Wednesday, 2 December 2020

More Contests and Sweepstakes

Another folder of competitions and sweepstakes has turned up, offering a few more choice examples of the genre. There’s a wonderful variety of prizes on offer from the obvious (new car, exotic vacations) to the absurdly lavish (twin light aircraft) with the occasionally inspired (a race horse of your own). Watching your very own race horse parade in the paddock with its pint-size passenger on board or take the lead in a crowded field may be the thrill of a lifetime for some. Horses are splendid creatures but they’re not easily house-trained and would make cumbersome family pets. My greatest admiration is reserved for those who are bred for toil - pulling ploughs through recalcitrant earth or dragging logs out of the forest. So I would have passed on this opportunity.

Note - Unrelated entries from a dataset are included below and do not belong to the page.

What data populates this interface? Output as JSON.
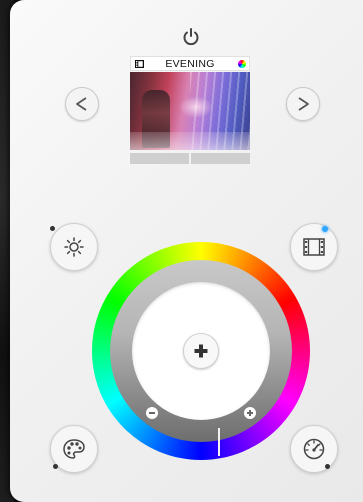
{
  "scene": {
    "title": "EVENING",
    "tabs": [
      "",
      ""
    ]
  },
  "icons": {
    "power": "power-icon",
    "prev": "chevron-left-icon",
    "next": "chevron-right-icon",
    "brightness": "brightness-icon",
    "scene_mode": "film-icon",
    "palette": "palette-icon",
    "speed": "speedometer-icon",
    "add": "plus-icon",
    "decrease": "minus-icon",
    "increase": "plus-icon"
  },
  "colors": {
    "panel": "#f1f1f1",
    "indicator_active": "#2fa6ff",
    "ring_grey": "#b5b5b5"
  }
}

Cash dominates the offers with some ingenious delivery methods (stuffed into a mattress) or instalment options based on monthly or annual increments extended for a lifetime. Oxydol’s offer of a brand new 6 room home (every week for 5 weeks) is intriguing and it would be fascinating to know what became of the fortunate five.  The “His and Hers” planes (plus 20 hours of flight instruction) and the two Ford Mustangs for the runners up are helpfully colour coded blue and red to avoid any arguments. Poetry is in short supply with the honourable exception of Johnson & Johnson who are tempting your offspring with a chance to “Win Your Wildest Dream”.